Purged officials reignite party divisions in China

June 4th, 2009 - 9:11 am ICT by IANS  

Beijing, June 4 (DPA) Ignored by state media and the Chinese Communist Party, a book by purged party leader Zhao Ziyang has given renewed hope to dissidents in their 20-year campaign for justice over the brutal crackdown on the 1989 democracy protests at Tiananmen square.
Several former top officials conspired to ensure the publication of Zhao’s secretly tape-recorded book four years after his death. Chief among them was Bao Tong, Zhao’s aide in 1989, who was sentenced to seven years in prison in 1992.

He held out hope that the democracy protests of two decades ago would repeat themselves as today’s young people grow older.

“When they have a job and feel the unfairness, when they find the one-party rule is the root of this unfairness, … when they know the corruption threatens themselves, they will know that one-party rule should be changed,” he said.

The sensitive book, “Prisoner of the State: The Secret Journal of Premier Zhao Ziyang”, supports open, multi-party democracy and media freedom and was published last month.

Zhao was removed from his post of party general secretary in June 1989 after opposing the use of force at Tiananmen square June 3-4, 1989, to stop the democracy protests. The military crackdown in central Beijing reportedly killed hundreds of unarmed civilians.

Zhao spent the rest of his life under house arrest until his death in 2005, writing his memoirs and then recording them on tapes that he placed in safekeeping with four retired ministers. They have now revived criticism of China’s former leaders.

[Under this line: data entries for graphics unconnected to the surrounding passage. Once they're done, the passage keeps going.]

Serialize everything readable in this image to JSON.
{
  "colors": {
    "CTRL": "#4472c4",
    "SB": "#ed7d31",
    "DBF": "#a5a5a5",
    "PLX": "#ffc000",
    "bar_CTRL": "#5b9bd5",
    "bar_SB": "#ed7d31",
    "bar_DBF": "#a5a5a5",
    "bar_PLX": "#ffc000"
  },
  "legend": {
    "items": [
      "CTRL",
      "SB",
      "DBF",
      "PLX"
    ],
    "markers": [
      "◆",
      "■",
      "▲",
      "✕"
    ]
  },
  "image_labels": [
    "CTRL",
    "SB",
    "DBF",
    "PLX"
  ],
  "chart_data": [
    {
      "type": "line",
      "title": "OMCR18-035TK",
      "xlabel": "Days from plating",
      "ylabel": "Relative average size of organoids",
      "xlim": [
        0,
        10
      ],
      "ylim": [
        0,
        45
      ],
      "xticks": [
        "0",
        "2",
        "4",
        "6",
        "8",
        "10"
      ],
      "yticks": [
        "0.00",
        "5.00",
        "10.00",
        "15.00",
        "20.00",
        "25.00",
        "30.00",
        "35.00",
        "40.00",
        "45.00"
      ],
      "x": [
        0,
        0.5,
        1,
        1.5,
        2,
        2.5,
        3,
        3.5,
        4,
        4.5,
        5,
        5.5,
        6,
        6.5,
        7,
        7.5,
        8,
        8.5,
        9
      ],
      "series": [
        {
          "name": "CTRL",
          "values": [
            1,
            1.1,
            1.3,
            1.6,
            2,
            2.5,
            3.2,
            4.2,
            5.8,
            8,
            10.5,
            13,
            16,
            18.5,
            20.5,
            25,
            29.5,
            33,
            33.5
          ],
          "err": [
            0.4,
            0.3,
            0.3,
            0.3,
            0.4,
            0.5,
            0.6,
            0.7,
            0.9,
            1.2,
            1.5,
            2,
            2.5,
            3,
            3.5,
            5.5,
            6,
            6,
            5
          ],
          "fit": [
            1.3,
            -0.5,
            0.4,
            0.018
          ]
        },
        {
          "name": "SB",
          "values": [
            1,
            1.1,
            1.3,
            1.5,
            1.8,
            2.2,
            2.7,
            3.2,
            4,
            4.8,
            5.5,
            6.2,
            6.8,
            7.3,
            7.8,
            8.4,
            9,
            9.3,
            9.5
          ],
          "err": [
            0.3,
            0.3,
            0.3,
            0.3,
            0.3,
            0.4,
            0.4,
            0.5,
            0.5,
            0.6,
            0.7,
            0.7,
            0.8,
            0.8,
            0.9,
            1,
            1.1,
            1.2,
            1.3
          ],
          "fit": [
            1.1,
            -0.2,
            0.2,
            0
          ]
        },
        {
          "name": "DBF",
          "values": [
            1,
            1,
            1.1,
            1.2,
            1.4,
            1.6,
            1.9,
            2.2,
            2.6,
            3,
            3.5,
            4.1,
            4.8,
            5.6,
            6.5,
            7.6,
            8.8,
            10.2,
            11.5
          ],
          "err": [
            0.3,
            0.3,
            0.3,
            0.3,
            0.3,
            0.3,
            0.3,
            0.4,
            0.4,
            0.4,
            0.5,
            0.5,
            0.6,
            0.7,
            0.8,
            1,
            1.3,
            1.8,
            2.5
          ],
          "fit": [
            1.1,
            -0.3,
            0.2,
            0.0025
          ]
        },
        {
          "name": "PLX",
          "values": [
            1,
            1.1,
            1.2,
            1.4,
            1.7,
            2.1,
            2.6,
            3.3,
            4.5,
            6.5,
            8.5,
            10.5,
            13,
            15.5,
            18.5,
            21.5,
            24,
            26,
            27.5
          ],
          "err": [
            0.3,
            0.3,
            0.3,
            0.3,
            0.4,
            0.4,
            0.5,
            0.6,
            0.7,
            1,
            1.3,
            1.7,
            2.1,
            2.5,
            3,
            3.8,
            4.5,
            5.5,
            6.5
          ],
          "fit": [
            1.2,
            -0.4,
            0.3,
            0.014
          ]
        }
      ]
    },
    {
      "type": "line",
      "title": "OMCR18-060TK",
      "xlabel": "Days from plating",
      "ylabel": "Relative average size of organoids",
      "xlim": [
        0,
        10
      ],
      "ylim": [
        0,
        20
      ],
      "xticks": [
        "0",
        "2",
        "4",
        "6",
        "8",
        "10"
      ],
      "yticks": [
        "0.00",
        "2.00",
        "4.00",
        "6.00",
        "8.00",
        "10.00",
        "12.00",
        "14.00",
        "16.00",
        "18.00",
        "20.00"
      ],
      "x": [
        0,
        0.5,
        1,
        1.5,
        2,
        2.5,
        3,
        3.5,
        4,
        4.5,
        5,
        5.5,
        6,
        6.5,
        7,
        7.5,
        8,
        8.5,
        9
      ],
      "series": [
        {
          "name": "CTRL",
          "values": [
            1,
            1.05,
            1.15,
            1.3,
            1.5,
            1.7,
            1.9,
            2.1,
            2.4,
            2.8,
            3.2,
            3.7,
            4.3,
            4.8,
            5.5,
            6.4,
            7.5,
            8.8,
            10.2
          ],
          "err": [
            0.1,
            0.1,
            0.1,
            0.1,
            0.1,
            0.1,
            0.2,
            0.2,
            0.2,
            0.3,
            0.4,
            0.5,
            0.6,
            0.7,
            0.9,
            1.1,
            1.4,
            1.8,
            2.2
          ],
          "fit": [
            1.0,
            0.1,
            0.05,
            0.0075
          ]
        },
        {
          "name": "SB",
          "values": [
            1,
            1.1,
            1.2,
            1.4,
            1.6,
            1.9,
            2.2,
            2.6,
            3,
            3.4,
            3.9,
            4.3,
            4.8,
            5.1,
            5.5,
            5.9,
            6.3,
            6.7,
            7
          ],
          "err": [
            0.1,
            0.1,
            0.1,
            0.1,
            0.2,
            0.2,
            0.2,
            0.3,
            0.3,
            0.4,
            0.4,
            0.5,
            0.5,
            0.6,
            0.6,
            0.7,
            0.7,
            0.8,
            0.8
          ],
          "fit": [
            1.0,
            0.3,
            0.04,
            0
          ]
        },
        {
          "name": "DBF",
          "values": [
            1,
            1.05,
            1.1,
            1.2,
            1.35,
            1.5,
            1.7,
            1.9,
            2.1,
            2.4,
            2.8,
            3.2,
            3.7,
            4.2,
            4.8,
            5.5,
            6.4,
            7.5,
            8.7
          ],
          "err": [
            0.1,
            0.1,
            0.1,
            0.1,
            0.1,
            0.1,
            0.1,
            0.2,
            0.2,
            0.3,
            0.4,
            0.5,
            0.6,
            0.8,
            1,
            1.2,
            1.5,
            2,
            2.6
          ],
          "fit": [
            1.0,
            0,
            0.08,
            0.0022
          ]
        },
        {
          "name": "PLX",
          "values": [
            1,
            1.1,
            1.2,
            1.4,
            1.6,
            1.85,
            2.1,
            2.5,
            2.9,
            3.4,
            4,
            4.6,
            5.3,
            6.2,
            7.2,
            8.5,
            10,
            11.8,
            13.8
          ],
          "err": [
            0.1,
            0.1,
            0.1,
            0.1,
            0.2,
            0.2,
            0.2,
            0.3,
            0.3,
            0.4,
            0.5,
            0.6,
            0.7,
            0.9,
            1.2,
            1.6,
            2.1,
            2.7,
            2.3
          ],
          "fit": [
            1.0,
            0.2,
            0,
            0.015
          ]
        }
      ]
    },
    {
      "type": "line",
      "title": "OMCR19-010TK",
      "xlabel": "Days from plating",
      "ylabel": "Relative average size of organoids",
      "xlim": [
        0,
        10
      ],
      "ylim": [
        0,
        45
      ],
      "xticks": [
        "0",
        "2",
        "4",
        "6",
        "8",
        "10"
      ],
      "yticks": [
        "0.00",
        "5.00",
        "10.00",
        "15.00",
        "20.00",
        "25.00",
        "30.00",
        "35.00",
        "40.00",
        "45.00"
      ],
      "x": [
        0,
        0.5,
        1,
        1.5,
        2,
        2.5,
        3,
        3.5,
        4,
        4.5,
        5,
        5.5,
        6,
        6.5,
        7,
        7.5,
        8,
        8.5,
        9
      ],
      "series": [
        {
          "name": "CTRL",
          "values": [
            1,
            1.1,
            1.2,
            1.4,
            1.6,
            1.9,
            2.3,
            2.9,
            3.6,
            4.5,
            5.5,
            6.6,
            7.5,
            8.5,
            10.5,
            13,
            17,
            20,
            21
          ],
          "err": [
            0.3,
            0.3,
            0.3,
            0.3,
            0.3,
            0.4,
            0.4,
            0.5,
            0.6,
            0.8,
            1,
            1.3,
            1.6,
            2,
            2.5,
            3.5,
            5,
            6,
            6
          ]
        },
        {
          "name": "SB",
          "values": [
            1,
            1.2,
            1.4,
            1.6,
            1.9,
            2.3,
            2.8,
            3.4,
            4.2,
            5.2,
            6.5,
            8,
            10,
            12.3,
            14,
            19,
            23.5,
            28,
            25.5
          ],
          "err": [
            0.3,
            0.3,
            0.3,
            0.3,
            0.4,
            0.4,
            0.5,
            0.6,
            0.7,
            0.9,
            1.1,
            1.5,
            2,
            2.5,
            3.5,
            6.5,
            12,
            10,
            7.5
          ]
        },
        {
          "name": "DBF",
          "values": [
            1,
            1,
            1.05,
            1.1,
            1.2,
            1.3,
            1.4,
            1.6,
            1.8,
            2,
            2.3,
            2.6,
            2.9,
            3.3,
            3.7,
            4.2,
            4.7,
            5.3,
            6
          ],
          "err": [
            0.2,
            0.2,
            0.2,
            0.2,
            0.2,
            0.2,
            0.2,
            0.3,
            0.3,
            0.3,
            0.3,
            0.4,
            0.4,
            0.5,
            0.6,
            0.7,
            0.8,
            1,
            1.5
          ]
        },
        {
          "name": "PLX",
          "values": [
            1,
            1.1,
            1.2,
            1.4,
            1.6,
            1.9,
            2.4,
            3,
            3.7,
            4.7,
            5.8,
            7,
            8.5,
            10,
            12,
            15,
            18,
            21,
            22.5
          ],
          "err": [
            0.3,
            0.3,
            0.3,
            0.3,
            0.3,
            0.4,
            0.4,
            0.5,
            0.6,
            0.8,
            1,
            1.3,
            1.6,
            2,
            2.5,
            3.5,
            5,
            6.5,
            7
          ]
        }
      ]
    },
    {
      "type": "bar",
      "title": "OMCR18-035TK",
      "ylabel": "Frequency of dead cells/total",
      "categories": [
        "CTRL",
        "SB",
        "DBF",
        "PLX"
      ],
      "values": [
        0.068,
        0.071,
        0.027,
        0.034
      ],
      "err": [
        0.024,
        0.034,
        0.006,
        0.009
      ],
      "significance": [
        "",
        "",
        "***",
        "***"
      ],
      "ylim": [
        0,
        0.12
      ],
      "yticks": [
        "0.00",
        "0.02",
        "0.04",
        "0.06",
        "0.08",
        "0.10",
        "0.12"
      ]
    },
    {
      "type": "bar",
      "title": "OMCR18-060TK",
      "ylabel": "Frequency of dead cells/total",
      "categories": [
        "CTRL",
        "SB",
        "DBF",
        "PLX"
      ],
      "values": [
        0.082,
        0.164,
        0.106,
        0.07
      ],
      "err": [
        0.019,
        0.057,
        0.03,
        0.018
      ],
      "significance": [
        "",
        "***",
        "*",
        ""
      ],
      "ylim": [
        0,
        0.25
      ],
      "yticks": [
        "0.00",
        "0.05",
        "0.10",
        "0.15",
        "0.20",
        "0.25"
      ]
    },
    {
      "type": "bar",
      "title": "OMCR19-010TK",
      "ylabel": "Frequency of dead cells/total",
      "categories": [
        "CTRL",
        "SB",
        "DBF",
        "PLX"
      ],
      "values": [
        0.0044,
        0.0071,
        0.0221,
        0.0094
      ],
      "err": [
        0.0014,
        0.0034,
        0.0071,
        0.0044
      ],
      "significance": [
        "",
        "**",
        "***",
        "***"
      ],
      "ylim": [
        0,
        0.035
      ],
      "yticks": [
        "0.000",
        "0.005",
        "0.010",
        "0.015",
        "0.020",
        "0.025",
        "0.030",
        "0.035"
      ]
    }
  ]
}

Bao told DPA that Zhao and Deng Xiaoping, China’s paramount leader at the time of the crackdown, differed greatly on the handling of the protests, and he supported Zhao’s argument that the bloodshed of 1989 was avoidable.

“On this issue, Deng and Zhao are completely opposite,” Bao said. “The way of thinking is opposite, the policy is opposite, the results are opposite.

“When they saw civilians protesting, Zhao believed that it was a petition, it was a movement. Deng believed that it was anti-socialism, anti-Communist Party.”

“Deng chose to crack down; Zhao chose dialogue,” Bao said.

Zhao’s book also accused Li Peng, China’s premier at the time, of publishing a key commentary in People’s Daily, the party’s official newspaper, without the knowledge of Deng.

That commentary, which said the protesters were aiming to overthrow the Communist Party, was considered to have signalled a hardening in the party’s attitude toward the demonstrators and provoked a defiant expansion of the protests.

Zhao said Deng bore ultimate responsibility for the military crackdown, arguing that without Deng changing his position, “There was no way for me to change the attitude of the two hardliners, Li Peng and (vice premier) Yao Yilin”.

Whenever Deng mentioned stability, “he also emphasised dictatorship”, Zhao said.

In his memoirs, Zhao argued that the party was wrong to categorise the 1989 democracy protests as a “planned conspiracy” that grew into “counter-revolutionary rioting” and said China should have developed a parliamentary democracy.

“If a country wishes to modernise, not only should it implement a market economy, it must also adopt a parliamentary democracy as its political system,” Zhao said.

He said China and other developing nations that failed to implement democratic reforms had common problems of “commercialisation of power, rampant corruption, (and) a society polarised between rich and poor.”

“If we had taken Zhao Ziyang’s policy during June 4, I think the (economic) status of China today would be no worse than South Korea, no worse than Taiwan,” Bao argued.

In his memoirs, Zhao asked the party to reconsider its assessment of the 1989 student protests.

“First, it was determined then that the student movement was ‘a planned conspiracy’ of anti-party, anti-socialist elements with leadership,” he said. “So now we must ask, who were these leaders? What was the plan? What was the conspiracy? What evidence exists to support this?”

“It was also said that there were ‘black hands’ within the party. Then who were they?” Zhao asked.

Some commentators have expressed doubt that Zhao’s questions would be answered in their lifetimes. They portrayed today’s students and young, educated urban residents as a “me generation” with no interest in politics.

But Bao said he hoped that one day China’s young would rise up as the 1989 democracy protesters did.

“They avoid politics, they are frightened of politics, but it is not that they don’t like politics,” he argued, predicting they would take a stance as they got older.

The persecution of Zhao, Bao and hundreds of dissidents and petitioners across China are the “evil consequence of one-party rule”, he added.

“Now we have a small Tiananmen incident every day, at provincial, county, township and village level,” Bao said.